The latest R&RA publications are geared towards improving the quality of care and enabling care workers to better carry out their roles.  The ‘Keys to Care’ were developed to be resources for both the home care and care home sector as well as being useful for informal carers.

Some current proposals about the future of care have made a number of assumption about future ownership.  For example, speaking about taking care “back into public ownership” implying a local authority acquisition or buy out.  There are 18,500 providers in England.  Many of the indebted care home chains would probably be delighted to sell off their homes, particularly those in areas of high deprivation where profits are lower.   This would simply be transferring problematic ownership and would achieve little for quality standards or regulation.   The smaller providers tend to have better outcomes than the big chains.  The key objective for any new government must to improve both the quality of care and the workforce, raising standards and improving enforcement.

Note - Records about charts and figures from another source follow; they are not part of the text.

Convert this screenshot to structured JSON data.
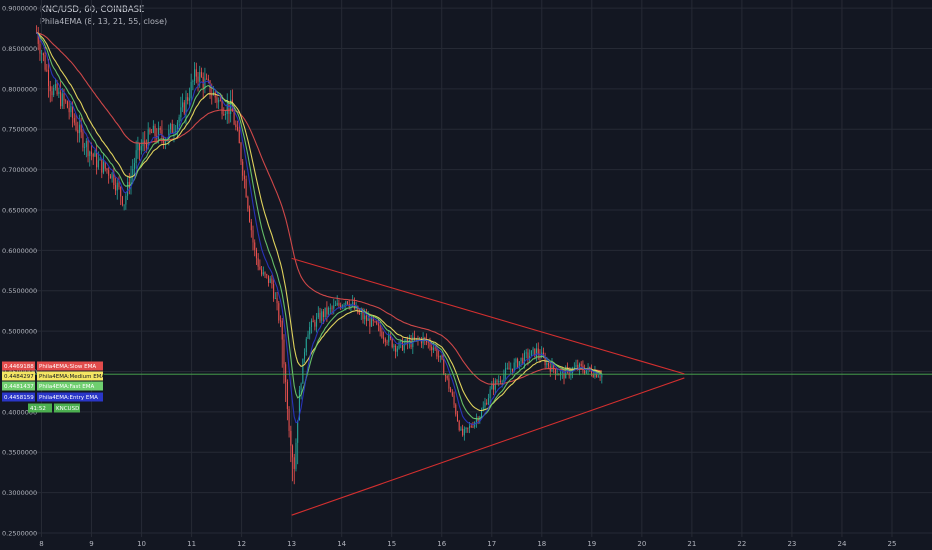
{
  "header": {
    "symbol_line": "KNC/USD, 60, COINBASE",
    "indicator_line": "Phila4EMA (8, 13, 21, 55, close)"
  },
  "chart_data": {
    "type": "candlestick",
    "title": "KNC/USD, 60, COINBASE",
    "indicator": "Phila4EMA (8, 13, 21, 55, close)",
    "x_ticks": [
      "8",
      "9",
      "10",
      "11",
      "12",
      "13",
      "14",
      "15",
      "16",
      "17",
      "18",
      "19",
      "20",
      "21",
      "22",
      "23",
      "24",
      "25"
    ],
    "x_range": [
      7.85,
      25.8
    ],
    "y_ticks": [
      "0.2500000",
      "0.3000000",
      "0.3500000",
      "0.4000000",
      "0.4500000",
      "0.5000000",
      "0.5500000",
      "0.6000000",
      "0.6500000",
      "0.7000000",
      "0.7500000",
      "0.8000000",
      "0.8500000",
      "0.9000000"
    ],
    "y_range": [
      0.245,
      0.91
    ],
    "last_price": 0.4466,
    "price_series": [
      [
        7.9,
        0.87
      ],
      [
        8.2,
        0.8
      ],
      [
        8.5,
        0.78
      ],
      [
        8.8,
        0.74
      ],
      [
        9.1,
        0.71
      ],
      [
        9.4,
        0.695
      ],
      [
        9.65,
        0.66
      ],
      [
        9.9,
        0.72
      ],
      [
        10.2,
        0.745
      ],
      [
        10.5,
        0.74
      ],
      [
        10.8,
        0.77
      ],
      [
        11.1,
        0.82
      ],
      [
        11.35,
        0.8
      ],
      [
        11.6,
        0.78
      ],
      [
        11.8,
        0.775
      ],
      [
        11.95,
        0.73
      ],
      [
        12.1,
        0.67
      ],
      [
        12.25,
        0.6
      ],
      [
        12.4,
        0.57
      ],
      [
        12.6,
        0.56
      ],
      [
        12.8,
        0.5
      ],
      [
        12.95,
        0.38
      ],
      [
        13.05,
        0.33
      ],
      [
        13.15,
        0.42
      ],
      [
        13.3,
        0.5
      ],
      [
        13.6,
        0.52
      ],
      [
        13.9,
        0.53
      ],
      [
        14.1,
        0.54
      ],
      [
        14.35,
        0.52
      ],
      [
        14.6,
        0.51
      ],
      [
        14.85,
        0.495
      ],
      [
        15.1,
        0.48
      ],
      [
        15.35,
        0.485
      ],
      [
        15.6,
        0.49
      ],
      [
        15.85,
        0.48
      ],
      [
        16.0,
        0.46
      ],
      [
        16.2,
        0.42
      ],
      [
        16.4,
        0.37
      ],
      [
        16.55,
        0.38
      ],
      [
        16.8,
        0.4
      ],
      [
        17.0,
        0.43
      ],
      [
        17.3,
        0.45
      ],
      [
        17.6,
        0.465
      ],
      [
        17.9,
        0.475
      ],
      [
        18.1,
        0.46
      ],
      [
        18.4,
        0.445
      ],
      [
        18.7,
        0.455
      ],
      [
        19.0,
        0.45
      ],
      [
        19.2,
        0.446
      ]
    ],
    "ohlc_samples": 330,
    "series": [
      {
        "name": "Phila4EMA:Slow EMA",
        "value": "0.4469188",
        "color": "#e24c4c"
      },
      {
        "name": "Phila4EMA:Medium EMA",
        "value": "0.4484297",
        "color": "#f5e663"
      },
      {
        "name": "Phila4EMA:Fast EMA",
        "value": "0.4481437",
        "color": "#6fcf6f"
      },
      {
        "name": "Phila4EMA:Entry EMA",
        "value": "0.4458159",
        "color": "#2a36c8"
      },
      {
        "name": "KNCUSD",
        "value": "41:52",
        "color": "#4caf50"
      }
    ],
    "trendlines": [
      {
        "name": "upper",
        "from": [
          13.0,
          0.59
        ],
        "to": [
          20.85,
          0.447
        ]
      },
      {
        "name": "lower",
        "from": [
          13.0,
          0.272
        ],
        "to": [
          20.85,
          0.442
        ]
      }
    ],
    "horizontal_line": 0.4466,
    "grid": true,
    "colors": {
      "background": "#131722",
      "grid": "#262a35",
      "up": "#26a69a",
      "down": "#ef5350",
      "trendline": "#d32f2f",
      "hline": "#4caf50"
    }
  }
}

The lack of skilled and professional assessment is another casualty of reduced budgets and cuts in skilled social work practitioners.  This is now regularly carried out by administrative staff with little or no training and budget imperatives, often now done online or over the telephone.   They may well be unaware of many aspects of the legislation, for example, where people need information about alternatives and their eligibility for, say, deferred payments for residential care.   As Gordon has argued, the loss of children’s services in an integrated social services department has been a great loss to the interchange of professional expertise and professional development.                                      

Questions also arise about whether small local authorities like Haringey can provide appropriate career structures, good enough care and quality professional development in climates of continuing austerity.  Osborne Grove is a case in point.

Inspection of care homes needs a radical overhaul with improved basic standards, staff ratios and a strong improvement agenda.  The rating system has inherent contradictions and is inconsistent and unsatisfactory.   Relatives regularly find the CQC reports mechanistic and unhelpful. Only 1% of homes for older people is rated as ‘outstanding’ compared with 7% of hospitals and 50% of GPs.  A fifth (20%) of residential care homes were described as ‘inadequate’ or ‘needing improvement’ compared with 30% of nursing homes (2017).   Inspectors have far too little training and should all have skills and experience in the care sector they are evaluating.   Standards should once again be defined by the Department of Health, not by the regulator, which has conflicting objectives since part of the CQC’s remit is to ensure a functional care market – an inappropriate role for a regulator.  In addition, complaints investigation should be reinserted into the regulator’s role.

Examples of inadequate regulation mean that there are no requirement for outings, links with the community, access to appropriate specialist and other health services e.g. dental care, hearing and sight services, and many others.  The latest statistics show many major deficits in training for care workers, particularly in dementia care, a condition affecting a high proportion of older people needing care..  Nurses in care homes with nursing do not need to have any speciality in older people’s care.  This is yet another area where improvements in standards and expectations need to be implemented urgently.